We rocked up at the Fair Maid and Falcon at about four in the afternoon of a filthy early October day.
'Who put her in?' is a warm, adorable, feel-good, paranormal, chiller. It is very far from perfect, but it is absolutely wonderful. If you like the kind of books Phil Rickman writes and are not going to froth at the mouth if you find minor imperfections in the writing, you will love this book just as much as I did.
From page one you know there is something strange going on - and the story rocks and rolls along from there, carried by a lot of chatty dialogue. A lot. The majority of the story is told through conversations, giving it a very immediate and human feel. You get a lot of good relationship advice, learn how to serve breakfast to a gangster and find some cooking tips thrown in for free. By the way, if you don't like a good sprinkling of basic anglo-saxon then stay away and if you are embarrassed by people talking openly about sex, but guaranteed no sex scenes, then again it may not be your cup of Earl Grey.
'I didn't think you believed in ghosts.' 'Oh. I don't. But that doesn't mean I don't think they exist. I just think believing in them encourages them.'
Ben and Joss Beckett and their two dogs arrive at the gastro-pub to cover the two week holiday time of the owners and wish they had not taken the job almost at once - but with the threat of bad reviews if they pull out of the commitment they grit their teeth and stick it out.

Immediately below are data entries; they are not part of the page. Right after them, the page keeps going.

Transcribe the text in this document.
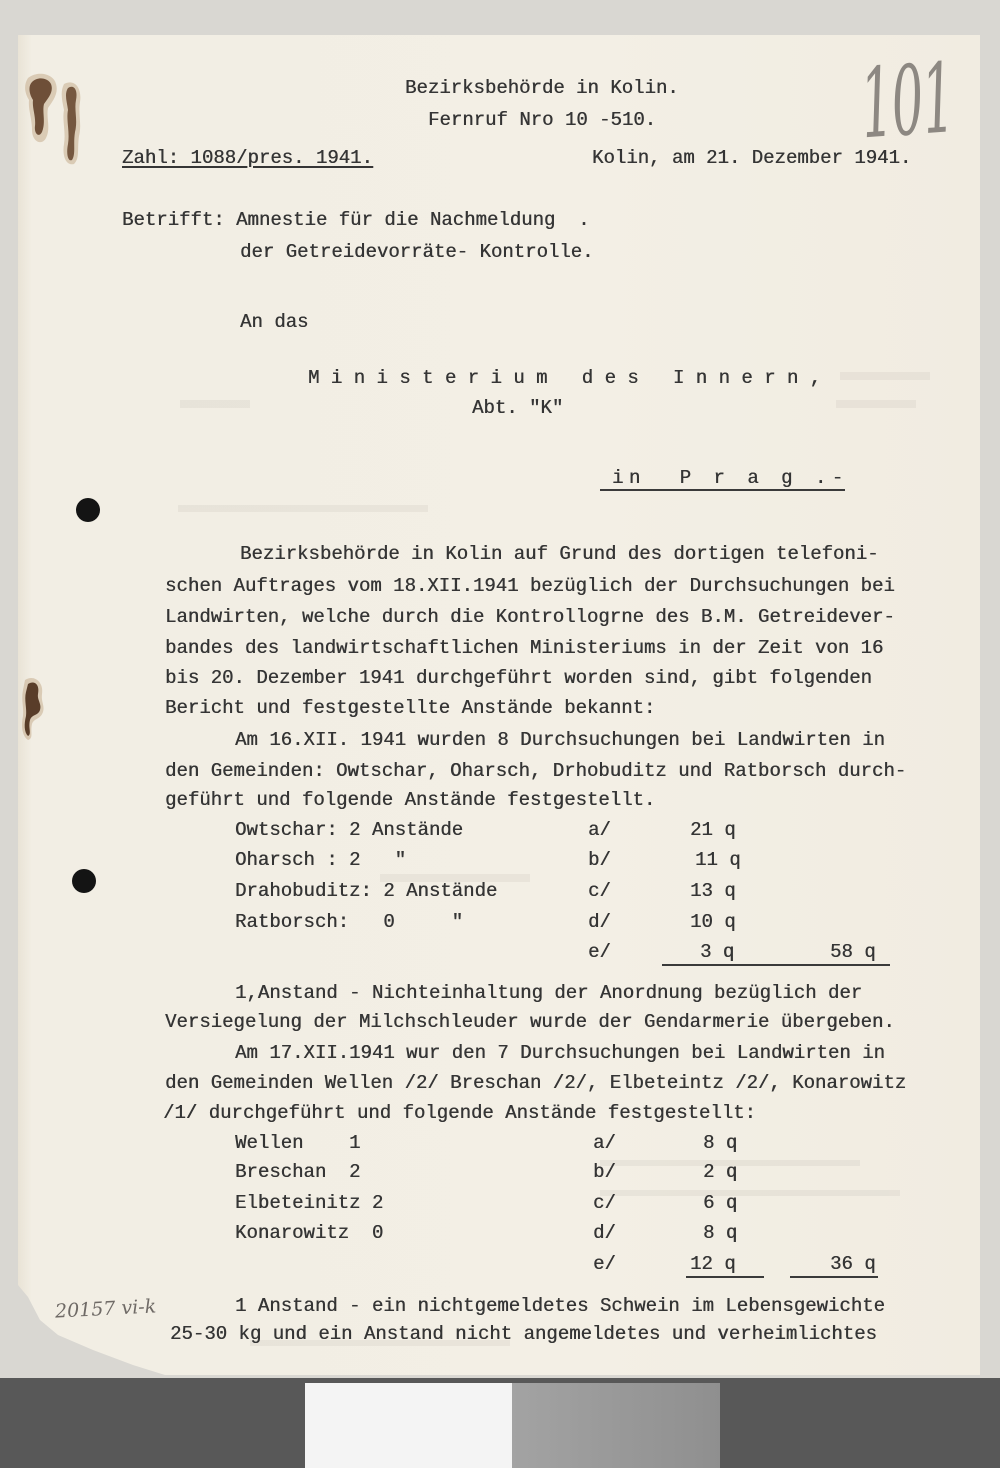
101
Bezirksbehörde in Kolin.
Fernruf Nro 10 -510.
Zahl: 1088/pres. 1941.	Kolin, am 21. Dezember 1941.
Betrifft: Amnestie für die Nachmeldung  .
der Getreidevorräte- Kontrolle.
An das
M i n i s t e r i u m   d e s   I n n e r n ,
Abt. "K"
in  P r a g .-
Bezirksbehörde in Kolin auf Grund des dortigen telefoni-
schen Auftrages vom 18.XII.1941 bezüglich der Durchsuchungen bei
Landwirten, welche durch die Kontrollogrne des B.M. Getreidever-
bandes des landwirtschaftlichen Ministeriums in der Zeit von 16
bis 20. Dezember 1941 durchgeführt worden sind, gibt folgenden
Bericht und festgestellte Anstände bekannt:
Am 16.XII. 1941 wurden 8 Durchsuchungen bei Landwirten in
den Gemeinden: Owtschar, Oharsch, Drhobuditz und Ratborsch durch-
geführt und folgende Anstände festgestellt.
Owtschar: 2 Anstände	a/	21 q
Oharsch : 2   "	b/	11 q
Drahobuditz: 2 Anstände	c/	13 q
Ratborsch:   0     "	d/	10 q
e/	3 q	58 q
1,Anstand - Nichteinhaltung der Anordnung bezüglich der
Versiegelung der Milchschleuder wurde der Gendarmerie übergeben.
Am 17.XII.1941 wur den 7 Durchsuchungen bei Landwirten in
den Gemeinden Wellen /2/ Breschan /2/, Elbeteintz /2/, Konarowitz
/1/ durchgeführt und folgende Anstände festgestellt:
Wellen    1	a/	8 q
Breschan  2	b/	2 q
Elbeteinitz 2	c/	6 q
Konarowitz  0	d/	8 q
e/	12 q	36 q
1 Anstand - ein nichtgemeldetes Schwein im Lebensgewichte
25-30 kg und ein Anstand nicht angemeldetes und verheimlichtes
20157 vi-k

That should have been it, but circumstances mean they have to go back a couple of months later for a much longer haul and find the pub almost on the point of bankruptcy. There is a lot of hard slog, tea and sympathy and then - just when things are getting properly turned around- the real problems begin with the ghosts.
Joss and Ben are both psychic and the presence of what they call the 'woo-woo stuff' in the pub and its environs is not something they find hard to accept - even if they do find it very hard to deal with. So they have to call in the expert, Danilo Lovell a TV psychic. It is after that things get really interesting.

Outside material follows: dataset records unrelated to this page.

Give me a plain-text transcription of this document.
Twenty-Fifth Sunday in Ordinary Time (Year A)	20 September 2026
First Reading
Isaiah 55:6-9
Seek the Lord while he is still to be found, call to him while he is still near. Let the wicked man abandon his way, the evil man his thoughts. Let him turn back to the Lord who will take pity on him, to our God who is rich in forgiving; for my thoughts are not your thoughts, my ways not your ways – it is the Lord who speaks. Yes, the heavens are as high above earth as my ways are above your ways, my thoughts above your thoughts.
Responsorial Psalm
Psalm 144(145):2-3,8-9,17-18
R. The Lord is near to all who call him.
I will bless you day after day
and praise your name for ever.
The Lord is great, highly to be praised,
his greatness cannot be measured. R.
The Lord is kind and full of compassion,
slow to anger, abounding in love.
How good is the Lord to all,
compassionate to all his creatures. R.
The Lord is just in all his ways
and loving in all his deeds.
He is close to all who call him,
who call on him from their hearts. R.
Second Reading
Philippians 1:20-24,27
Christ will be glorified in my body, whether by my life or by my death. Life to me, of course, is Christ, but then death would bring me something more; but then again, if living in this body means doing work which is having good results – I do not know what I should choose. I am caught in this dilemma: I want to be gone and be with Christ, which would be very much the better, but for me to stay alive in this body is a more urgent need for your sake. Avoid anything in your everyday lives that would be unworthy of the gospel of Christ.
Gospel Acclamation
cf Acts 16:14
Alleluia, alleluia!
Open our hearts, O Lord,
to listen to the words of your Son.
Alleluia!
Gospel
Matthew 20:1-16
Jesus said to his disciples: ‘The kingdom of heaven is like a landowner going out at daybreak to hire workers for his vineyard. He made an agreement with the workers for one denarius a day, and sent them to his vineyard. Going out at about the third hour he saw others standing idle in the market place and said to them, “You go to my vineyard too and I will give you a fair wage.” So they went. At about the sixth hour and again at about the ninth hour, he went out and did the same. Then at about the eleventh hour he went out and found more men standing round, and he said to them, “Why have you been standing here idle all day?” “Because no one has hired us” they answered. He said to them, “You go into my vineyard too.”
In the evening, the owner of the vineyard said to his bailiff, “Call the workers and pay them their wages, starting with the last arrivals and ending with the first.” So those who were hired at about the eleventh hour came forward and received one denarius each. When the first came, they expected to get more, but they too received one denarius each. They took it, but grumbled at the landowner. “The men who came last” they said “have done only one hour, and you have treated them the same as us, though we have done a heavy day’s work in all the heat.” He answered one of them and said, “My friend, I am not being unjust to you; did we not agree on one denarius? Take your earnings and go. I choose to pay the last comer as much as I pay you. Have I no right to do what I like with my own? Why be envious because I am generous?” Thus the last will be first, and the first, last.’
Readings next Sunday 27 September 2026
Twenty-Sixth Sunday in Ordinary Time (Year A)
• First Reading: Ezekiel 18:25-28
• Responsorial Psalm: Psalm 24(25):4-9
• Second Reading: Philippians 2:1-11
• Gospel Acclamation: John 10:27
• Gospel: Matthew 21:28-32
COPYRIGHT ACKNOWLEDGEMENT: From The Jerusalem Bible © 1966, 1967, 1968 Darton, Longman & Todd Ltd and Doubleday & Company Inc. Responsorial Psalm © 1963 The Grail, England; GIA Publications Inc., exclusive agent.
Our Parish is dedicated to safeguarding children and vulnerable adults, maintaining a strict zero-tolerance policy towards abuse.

'You shouldn't be embarrassed about a love that strong. Smug maybe. But never embarrassed.'
The story has decent pace, even when it is dealing with the normal-life level of things and the characters are drawn so well that you feel they are sitting round your own table sharing a cuppa and a chat.

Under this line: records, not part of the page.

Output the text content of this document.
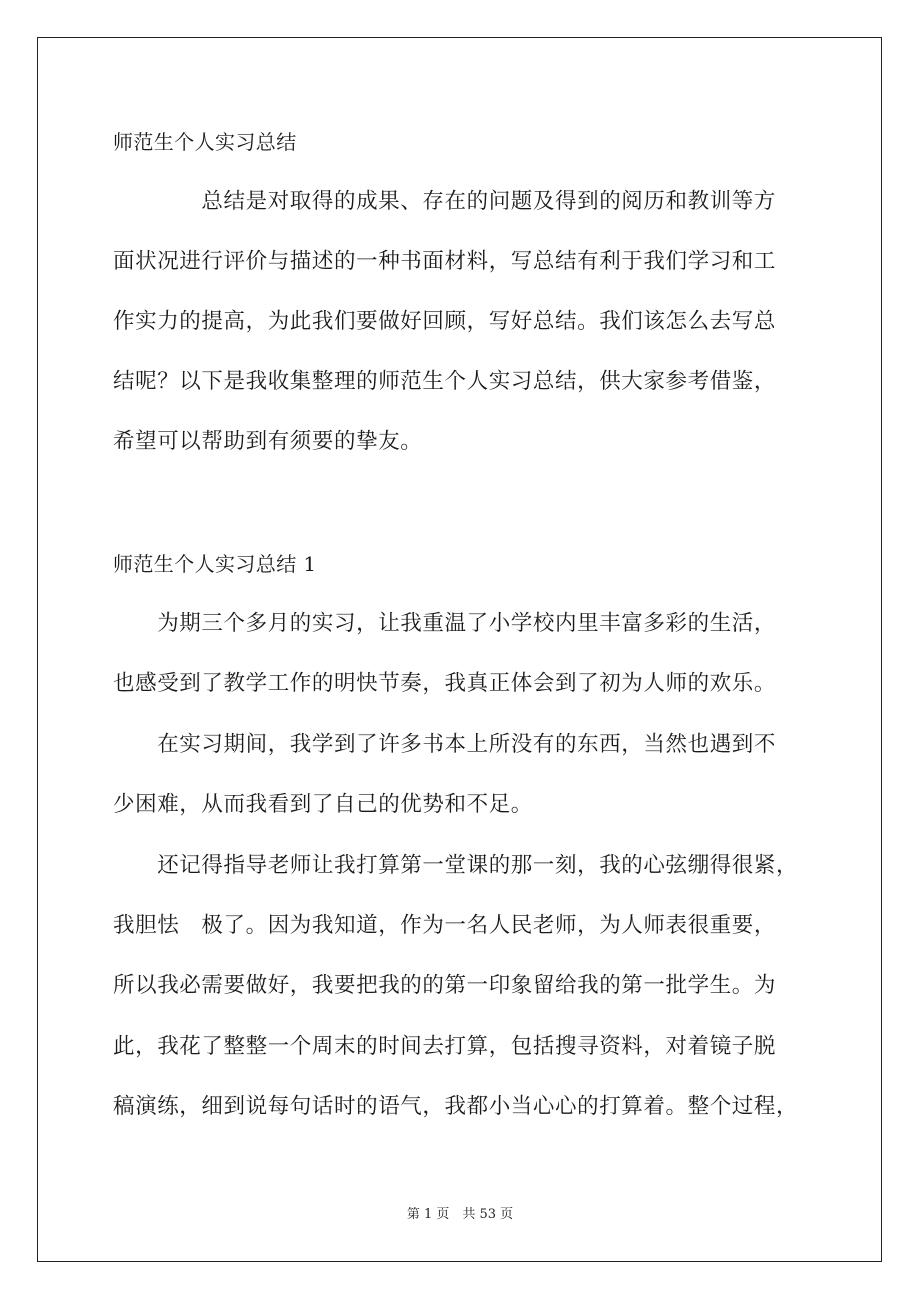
师范生个人实习总结
　　　　总结是对取得的成果、存在的问题及得到的阅历和教训等方
面状况进行评价与描述的一种书面材料，写总结有利于我们学习和工
作实力的提高，为此我们要做好回顾，写好总结。我们该怎么去写总
结呢？以下是我收集整理的师范生个人实习总结，供大家参考借鉴，
希望可以帮助到有须要的挚友。
师范生个人实习总结 1
　　为期三个多月的实习，让我重温了小学校内里丰富多彩的生活，
也感受到了教学工作的明快节奏，我真正体会到了初为人师的欢乐。
　　在实习期间，我学到了许多书本上所没有的东西，当然也遇到不
少困难，从而我看到了自己的优势和不足。
　　还记得指导老师让我打算第一堂课的那一刻，我的心弦绷得很紧，
我胆怯　极了。因为我知道，作为一名人民老师，为人师表很重要，
所以我必需要做好，我要把我的的第一印象留给我的第一批学生。为
此，我花了整整一个周末的时间去打算，包括搜寻资料，对着镜子脱
稿演练，细到说每句话时的语气，我都小当心心的打算着。整个过程，
第 1 页　共 53 页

Faults and flaws in grammar are there more than a few, but unless you are sensitive to such things, the story carries you over them easily. There may also be just a few odd coincidences which make the plot a little less than silken smooth. But this is not satin sheets, this is an unashamed patchwork quilt of human life, which cuddles you up in front of the hearth with a mug of chocolate - or mulled wine even.
If I were being true to the technical demands of reviewing, I'd have doffed a star for the cumulative minor flaws, but I'll leave that to those perfectionists who just have to make the stars match the tick boxes. Me - I loved it. More, Jane, please!